Le système d'alertes au tsunami victime de vols en Indonésie

Des équipements cruciaux dans le système d'alerte au tsunami ont été dérobés par des voleurs en Indonésie.

14 avr. 2012, 12:36
aceh

Des voleurs ont dérobé des équipements cruciaux pour le bon fonctionnement du système d'alerte au tsunami en Indonésie, a indiqué samedi une source officielle. Cet élément avait été mis en place après le raz-de-marée de 2004 qui avait fait plus de 220 000 tués dans la région.

"Nous avons des problème avec le vol et le vandalisme depuis pas mal de temps", a indiqué à l'AFP Sutopo Purwo Nugroho, porte-parole de l'Agence nationale des catastrophes naturelles, organisme public.

A l'issue du puissant tsunami qui avait dévasté le littoral de l'océan Indien le 26 décembre 2004, un système d'alerte avait été mis en place avec l'aide de la communauté internationale sur l'ensemble de la région.

100 millions d'euros

En Indonésie, il a coûté 100 millions d'euros et a été inauguré en novembre 2008. Il a "bien fonctionné", avait assuré mercredi le président indonésien Susilo Bambang Yudhoyono, peu après le séisme de magnitude 8,6 intervenu au large de la même île.

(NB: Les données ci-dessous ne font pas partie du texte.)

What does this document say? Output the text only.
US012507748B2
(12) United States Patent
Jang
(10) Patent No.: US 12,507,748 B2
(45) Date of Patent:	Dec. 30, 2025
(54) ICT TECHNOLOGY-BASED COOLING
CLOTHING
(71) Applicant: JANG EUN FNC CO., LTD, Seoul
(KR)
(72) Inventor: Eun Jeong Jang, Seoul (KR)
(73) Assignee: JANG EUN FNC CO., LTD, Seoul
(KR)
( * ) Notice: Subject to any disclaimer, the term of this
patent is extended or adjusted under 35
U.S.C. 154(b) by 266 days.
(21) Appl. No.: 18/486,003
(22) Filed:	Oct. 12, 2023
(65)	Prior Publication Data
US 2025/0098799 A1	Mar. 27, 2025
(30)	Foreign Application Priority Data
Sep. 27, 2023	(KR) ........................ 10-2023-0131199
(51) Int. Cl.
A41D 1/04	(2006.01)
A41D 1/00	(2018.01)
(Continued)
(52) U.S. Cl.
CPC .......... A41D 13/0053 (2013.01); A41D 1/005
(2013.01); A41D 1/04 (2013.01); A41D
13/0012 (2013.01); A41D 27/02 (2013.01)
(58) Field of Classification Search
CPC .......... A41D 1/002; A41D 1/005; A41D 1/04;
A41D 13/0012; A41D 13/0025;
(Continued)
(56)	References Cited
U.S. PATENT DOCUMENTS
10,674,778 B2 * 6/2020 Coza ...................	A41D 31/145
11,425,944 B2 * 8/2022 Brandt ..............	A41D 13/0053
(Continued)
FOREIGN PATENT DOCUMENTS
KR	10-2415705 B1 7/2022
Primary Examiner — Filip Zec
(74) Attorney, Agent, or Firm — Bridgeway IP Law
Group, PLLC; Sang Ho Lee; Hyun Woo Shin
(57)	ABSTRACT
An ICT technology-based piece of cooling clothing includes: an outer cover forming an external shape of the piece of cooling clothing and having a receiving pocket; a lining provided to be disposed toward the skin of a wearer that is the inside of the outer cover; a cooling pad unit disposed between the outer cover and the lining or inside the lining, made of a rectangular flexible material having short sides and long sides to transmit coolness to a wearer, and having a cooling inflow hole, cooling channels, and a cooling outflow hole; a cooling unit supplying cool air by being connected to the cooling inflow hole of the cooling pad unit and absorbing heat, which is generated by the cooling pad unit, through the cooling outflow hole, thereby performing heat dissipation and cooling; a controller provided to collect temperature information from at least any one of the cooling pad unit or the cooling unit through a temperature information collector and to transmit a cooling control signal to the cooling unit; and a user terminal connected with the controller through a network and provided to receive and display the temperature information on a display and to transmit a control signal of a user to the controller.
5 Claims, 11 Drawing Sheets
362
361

La secousse n'a fait que dix tués, la plupart de crises cardiaques, selon un bilan officiel.

Une alerte au tsunami a été émise mercredi après le tremblement de terre, mais elle a été vite levée en l'absence de vagues significatives. Pourtant, des bouées et gauges ont été installées à 80 endroits au large de l'île indonésienne de Sumatra, la plus vulnérable, ce qui aurait dû permettre d'évaluer plus précisément la probabilité d'un raz-de-marée, ainsi que son ampleur.

"Mais, étant donné que de nombreuses bouées sont détruites, nous ne pouvons pas donner d'indications sur la probabilité" d'un tsunami, a également expliqué Sutopo Purwo Nugroho.

Mise en garde évoquée

Seules trois des 25 bouées mises en place dans les eaux indonésiennes fonctionnent, a-t-il encore regretté.

De plus, certaines sirènes, qui doivent être déclenchées en cas d'alerte au tsunami, n'ont pas retenti, a-t-il ajouté, mais il a évoqué cette fois-ci une erreur humaine.

"Seules trois des six sirènes à Aceh (province la plus proche de l'épicentre, NDLR) ont été actionnées: un employé a été pris de panique et a quitté son poste sans les mettre en route", a-t-il indiqué.